ROSE HOBART

de Joseph CORNELL
1936-1939 / n&b teinté / son / 17' 25

«Le premier - et le plus impressionnant - des films de Cornell, ROSE HOBART (ca. 1936), illustre bon nombre des idées qu'il a ensuite précisées à propos de Hedy Lamarr et Jennifer Jones. Il s'agit essentiellement d'un remontage de East Of Borneo, drame de la jungle tourné en 1931 pour Universal Pictures, avec Rose Hobart et Charles Bickford. Apparemment, Cornell pensait que ce film parlant contenait «des passages rappelant combien le film muet a le pouvoir d'évoquer un monde idéal de beauté».

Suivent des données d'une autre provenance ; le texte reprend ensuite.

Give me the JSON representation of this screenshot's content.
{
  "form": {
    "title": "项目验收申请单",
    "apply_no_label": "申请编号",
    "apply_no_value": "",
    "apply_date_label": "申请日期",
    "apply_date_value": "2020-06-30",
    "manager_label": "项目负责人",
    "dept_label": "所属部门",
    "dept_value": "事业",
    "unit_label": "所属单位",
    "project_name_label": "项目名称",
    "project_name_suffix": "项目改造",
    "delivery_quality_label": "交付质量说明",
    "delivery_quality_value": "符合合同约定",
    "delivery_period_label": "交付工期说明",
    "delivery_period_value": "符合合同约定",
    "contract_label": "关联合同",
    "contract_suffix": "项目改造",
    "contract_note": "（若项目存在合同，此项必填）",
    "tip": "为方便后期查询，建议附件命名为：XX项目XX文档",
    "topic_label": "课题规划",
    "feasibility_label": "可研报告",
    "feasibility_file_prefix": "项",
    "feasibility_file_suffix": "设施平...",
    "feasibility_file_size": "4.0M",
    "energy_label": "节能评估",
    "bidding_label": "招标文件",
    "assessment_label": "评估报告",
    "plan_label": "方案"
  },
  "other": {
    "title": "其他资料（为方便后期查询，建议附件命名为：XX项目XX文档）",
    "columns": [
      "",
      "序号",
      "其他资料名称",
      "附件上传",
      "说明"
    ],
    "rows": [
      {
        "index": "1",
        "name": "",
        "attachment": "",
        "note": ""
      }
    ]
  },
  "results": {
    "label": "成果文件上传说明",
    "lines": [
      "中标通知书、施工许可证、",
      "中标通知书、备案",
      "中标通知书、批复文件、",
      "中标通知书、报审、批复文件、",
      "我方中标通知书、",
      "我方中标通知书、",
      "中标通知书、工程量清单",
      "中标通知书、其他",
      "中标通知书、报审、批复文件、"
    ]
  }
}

Pour l'essentiel, le travail de Cornell a consisté à isoler les moments de transition (de la terreur au soulagement) et à en réorganiser le montage, sans rien reprendre ou presque de leur contexte (explosion du volcan, long voyage périlleux sur le fleuve Marudu...). Le montage de Cornell est tout à fait original: on ne trouvera rien de semblable avant trente ans dans l'histoire du cinéma. La juxtaposition délibérée de plans qui ne concordent pas, la réduction des conversations à quelques images de l'actrice (sans plans correspondants de l'interlocuteur), les brusques changements de lieu, tout cela était si osé en 1936, que même les plus sophistiqués des spectateurs auraient jugé le film plus inepte que brillant. Pourtant Cornell a été plus loin encore puisqu'il a incorporé certains passages continus du film original - des séquences contenant jusqu'à huit plans d'affilée - pour rappeler la fluidité obligatoire du montage hollywoodien de l'époque et faire mieux ressortir encore la brutalité de sa propre reconstruction. Le fait qu'il ait retenu un plan de liaison ici ou là (par exemple celui qui montre l'interlocuteur dans un dialogue avec l'héroïne) souligne l'excentricité de ses ellipses. Enfin, il n'a gardé parfois que le fondu d'un plan - ou la simple fermeture d'une porte -, l'action principale étant alors carrément omise.» P. Adams Sitney.